Stack: Jam recordings + Jam MCP + Cursor

***

### Product feedback triage

**Frits (Product Manager)** lets Claude review and analyze customer Jams to spot common issues and patterns, then turns findings into grouped Linear tickets.

```text theme={"theme":"css-variables"}
Analyze these Jams, perform root-cause analysis, and organize them into efficient work packages to minimize engineers' context switching; create Linear tickets from the analysis.

[Jam Link]
```

Stack: Jam customer recordings + Jam MCP + Claude Desktop + Linear MCP

***

### Implementation planning from design feedback

**Martin (Product Designer)** records product and design feedback with the Jam extension. Jam MCP provides the context for Claude Code to plan and ship a ready-to-review PR.

```text theme={"theme":"css-variables"}
I recorded product feedback in a Jam. Create an implementation plan for the changes requested in this Jam:

[Jam Link]
```

Stack: Jam extension + Jam MCP + Claude Code inside Cursor

## Managing MCP access

Go to [**Settings → MCP**](https://jam.dev/s/settings/mcp) to see connected tools. Select any tool to revoke or disconnect access at any time.

<Info>
  MCP mirrors your existing Jam permissions. It does not grant new access beyond
  what a user can already see in the Jam web or mobile apps. Use your normal
  admin controls for members and roles, or SSO in
  [**Settings**](https://jam.dev/s/settings).
</Info>

## FAQ

<AccordionGroup>
  <Accordion title="Can I use MCP without the Chrome extension?">
    Yes. You only need an existing Jam link. Anyone (you, your workspace, or a
    customer) can record a Jam. If you want to record and create new Jams
    yourself, install the Chrome extension or use the iOS app.
  </Accordion>

  <Accordion title="Can I paste multiple Jam links at once?">
    Yes. You can paste more than one link, but we recommend one Jam at a time so
    your agent doesn't hit context window limits.
  </Accordion>

  <Accordion title="Does Jam MCP send my Jam data to third parties?">
    Some MCP tools use Google's Gemini.

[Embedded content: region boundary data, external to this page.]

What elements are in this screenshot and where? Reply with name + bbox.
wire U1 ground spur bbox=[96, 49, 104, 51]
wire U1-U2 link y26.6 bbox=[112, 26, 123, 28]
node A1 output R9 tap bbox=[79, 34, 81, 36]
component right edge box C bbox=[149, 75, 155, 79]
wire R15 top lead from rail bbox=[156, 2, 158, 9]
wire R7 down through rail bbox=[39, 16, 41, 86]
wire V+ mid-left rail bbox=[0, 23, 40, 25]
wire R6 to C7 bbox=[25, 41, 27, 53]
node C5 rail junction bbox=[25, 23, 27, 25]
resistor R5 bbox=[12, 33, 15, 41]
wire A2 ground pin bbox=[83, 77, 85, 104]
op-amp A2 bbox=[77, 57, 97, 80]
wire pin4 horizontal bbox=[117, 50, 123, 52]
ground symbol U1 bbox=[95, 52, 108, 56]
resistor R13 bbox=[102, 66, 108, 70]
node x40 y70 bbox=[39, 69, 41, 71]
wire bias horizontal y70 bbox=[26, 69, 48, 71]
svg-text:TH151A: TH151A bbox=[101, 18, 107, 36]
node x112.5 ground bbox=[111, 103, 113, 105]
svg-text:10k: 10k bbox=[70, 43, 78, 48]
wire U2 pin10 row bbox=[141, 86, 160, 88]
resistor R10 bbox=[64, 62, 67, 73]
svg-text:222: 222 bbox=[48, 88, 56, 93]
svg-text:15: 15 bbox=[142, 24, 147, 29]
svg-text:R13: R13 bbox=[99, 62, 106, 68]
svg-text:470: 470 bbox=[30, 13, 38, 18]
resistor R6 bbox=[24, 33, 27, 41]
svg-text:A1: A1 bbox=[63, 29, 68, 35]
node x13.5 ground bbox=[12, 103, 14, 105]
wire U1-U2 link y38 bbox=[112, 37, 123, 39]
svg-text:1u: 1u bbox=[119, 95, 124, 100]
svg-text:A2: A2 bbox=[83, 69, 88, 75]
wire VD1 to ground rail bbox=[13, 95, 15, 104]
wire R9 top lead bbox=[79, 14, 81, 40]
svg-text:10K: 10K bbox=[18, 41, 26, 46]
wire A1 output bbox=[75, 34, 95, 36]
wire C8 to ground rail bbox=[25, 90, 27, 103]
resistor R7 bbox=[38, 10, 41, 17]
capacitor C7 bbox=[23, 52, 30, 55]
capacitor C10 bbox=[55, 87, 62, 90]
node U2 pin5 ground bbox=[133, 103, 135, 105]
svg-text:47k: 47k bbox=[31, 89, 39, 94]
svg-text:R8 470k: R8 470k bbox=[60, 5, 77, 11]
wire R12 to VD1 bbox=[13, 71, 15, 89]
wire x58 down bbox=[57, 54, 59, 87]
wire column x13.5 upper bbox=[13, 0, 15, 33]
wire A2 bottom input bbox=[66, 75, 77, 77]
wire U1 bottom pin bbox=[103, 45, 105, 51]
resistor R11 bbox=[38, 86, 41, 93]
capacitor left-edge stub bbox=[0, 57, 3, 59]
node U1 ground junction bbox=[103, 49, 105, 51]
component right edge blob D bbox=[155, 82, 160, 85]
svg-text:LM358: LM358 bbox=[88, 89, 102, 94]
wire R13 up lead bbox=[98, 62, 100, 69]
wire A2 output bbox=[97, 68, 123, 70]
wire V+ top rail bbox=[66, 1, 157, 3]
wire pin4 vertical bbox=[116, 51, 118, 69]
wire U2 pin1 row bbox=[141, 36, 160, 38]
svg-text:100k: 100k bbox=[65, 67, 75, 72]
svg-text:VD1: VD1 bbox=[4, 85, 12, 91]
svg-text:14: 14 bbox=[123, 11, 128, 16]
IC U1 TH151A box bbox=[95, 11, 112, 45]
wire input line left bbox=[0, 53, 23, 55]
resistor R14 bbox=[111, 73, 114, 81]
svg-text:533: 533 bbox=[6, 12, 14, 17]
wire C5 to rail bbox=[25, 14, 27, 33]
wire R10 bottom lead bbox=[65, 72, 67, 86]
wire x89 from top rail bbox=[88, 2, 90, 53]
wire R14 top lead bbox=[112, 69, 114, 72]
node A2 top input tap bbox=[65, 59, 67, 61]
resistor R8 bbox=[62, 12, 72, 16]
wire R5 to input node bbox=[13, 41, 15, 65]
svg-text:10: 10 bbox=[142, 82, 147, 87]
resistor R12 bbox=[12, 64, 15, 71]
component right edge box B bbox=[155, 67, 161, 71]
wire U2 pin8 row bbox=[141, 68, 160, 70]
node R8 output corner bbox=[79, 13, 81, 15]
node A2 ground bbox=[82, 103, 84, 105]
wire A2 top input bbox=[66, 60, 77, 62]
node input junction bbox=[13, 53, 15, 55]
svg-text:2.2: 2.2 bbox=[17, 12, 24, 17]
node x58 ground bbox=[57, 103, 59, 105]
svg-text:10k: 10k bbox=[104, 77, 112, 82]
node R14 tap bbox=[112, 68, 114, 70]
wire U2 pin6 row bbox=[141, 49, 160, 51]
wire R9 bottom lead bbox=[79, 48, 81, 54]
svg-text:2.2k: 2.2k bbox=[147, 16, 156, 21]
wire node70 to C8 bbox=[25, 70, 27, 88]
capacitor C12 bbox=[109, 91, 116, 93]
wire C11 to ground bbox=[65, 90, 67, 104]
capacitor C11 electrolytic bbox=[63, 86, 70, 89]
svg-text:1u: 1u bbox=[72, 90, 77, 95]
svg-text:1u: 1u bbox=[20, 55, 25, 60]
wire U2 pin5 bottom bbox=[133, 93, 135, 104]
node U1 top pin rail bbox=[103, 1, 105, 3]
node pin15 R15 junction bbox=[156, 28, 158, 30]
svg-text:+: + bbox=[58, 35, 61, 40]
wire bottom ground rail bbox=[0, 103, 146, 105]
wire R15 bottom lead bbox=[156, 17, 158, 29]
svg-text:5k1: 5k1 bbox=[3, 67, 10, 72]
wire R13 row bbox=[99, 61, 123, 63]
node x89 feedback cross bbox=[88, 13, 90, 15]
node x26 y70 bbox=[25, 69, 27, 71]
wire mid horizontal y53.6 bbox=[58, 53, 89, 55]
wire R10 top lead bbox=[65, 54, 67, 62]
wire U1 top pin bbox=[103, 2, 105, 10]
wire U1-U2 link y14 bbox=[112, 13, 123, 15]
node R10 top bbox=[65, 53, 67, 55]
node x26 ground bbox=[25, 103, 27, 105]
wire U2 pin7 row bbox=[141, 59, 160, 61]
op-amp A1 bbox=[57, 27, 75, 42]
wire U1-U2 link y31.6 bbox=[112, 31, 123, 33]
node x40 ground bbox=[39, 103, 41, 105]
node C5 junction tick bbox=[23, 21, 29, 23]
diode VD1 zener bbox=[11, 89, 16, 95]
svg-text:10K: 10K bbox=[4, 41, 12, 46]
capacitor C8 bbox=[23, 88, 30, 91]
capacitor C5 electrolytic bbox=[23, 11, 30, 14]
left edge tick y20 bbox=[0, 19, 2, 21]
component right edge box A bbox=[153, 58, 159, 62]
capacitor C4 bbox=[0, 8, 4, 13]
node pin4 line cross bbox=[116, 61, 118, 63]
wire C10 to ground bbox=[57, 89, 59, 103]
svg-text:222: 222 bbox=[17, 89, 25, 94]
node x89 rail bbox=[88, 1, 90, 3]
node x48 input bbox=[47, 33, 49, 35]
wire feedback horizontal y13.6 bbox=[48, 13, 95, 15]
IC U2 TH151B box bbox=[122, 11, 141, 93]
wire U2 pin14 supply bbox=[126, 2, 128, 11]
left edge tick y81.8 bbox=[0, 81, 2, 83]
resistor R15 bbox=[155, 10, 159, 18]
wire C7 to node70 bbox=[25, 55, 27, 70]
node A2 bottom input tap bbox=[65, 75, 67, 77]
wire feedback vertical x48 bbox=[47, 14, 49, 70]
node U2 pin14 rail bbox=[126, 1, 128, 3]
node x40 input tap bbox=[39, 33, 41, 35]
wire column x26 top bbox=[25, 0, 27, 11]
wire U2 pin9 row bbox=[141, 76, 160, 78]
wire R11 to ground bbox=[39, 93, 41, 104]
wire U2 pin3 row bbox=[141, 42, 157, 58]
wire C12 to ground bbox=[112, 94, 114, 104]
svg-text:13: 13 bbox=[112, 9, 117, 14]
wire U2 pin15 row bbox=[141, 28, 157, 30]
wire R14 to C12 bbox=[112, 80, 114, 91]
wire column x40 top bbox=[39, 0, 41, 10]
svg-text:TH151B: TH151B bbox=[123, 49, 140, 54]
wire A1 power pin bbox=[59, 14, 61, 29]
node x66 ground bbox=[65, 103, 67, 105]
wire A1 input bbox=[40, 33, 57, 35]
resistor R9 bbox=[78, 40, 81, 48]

Jam opts out of training on customer
    data and takes steps to de-identify it. See the [Security page](/security)
    for more details on Jam's AI data policy.
  </Accordion>

  <Accordion title="Does MCP work the same with Instant Replay Jams?">
    Not exactly. `getScreenshot` and `analyzeVideo` are not available for
    Instant Replay Jams. All other MCP tools still work and return data and
    context.
  </Accordion>

  <Accordion title="How can admins control what MCP can access?">
    MCP mirrors your existing Jam permissions. It doesn't grant new access. Use
    your normal admin controls for members and roles, or SSO in
    [**Settings**](https://jam.dev/s/settings). Nothing is exposed via MCP that
    a user couldn't already see in the Jam web or mobile apps.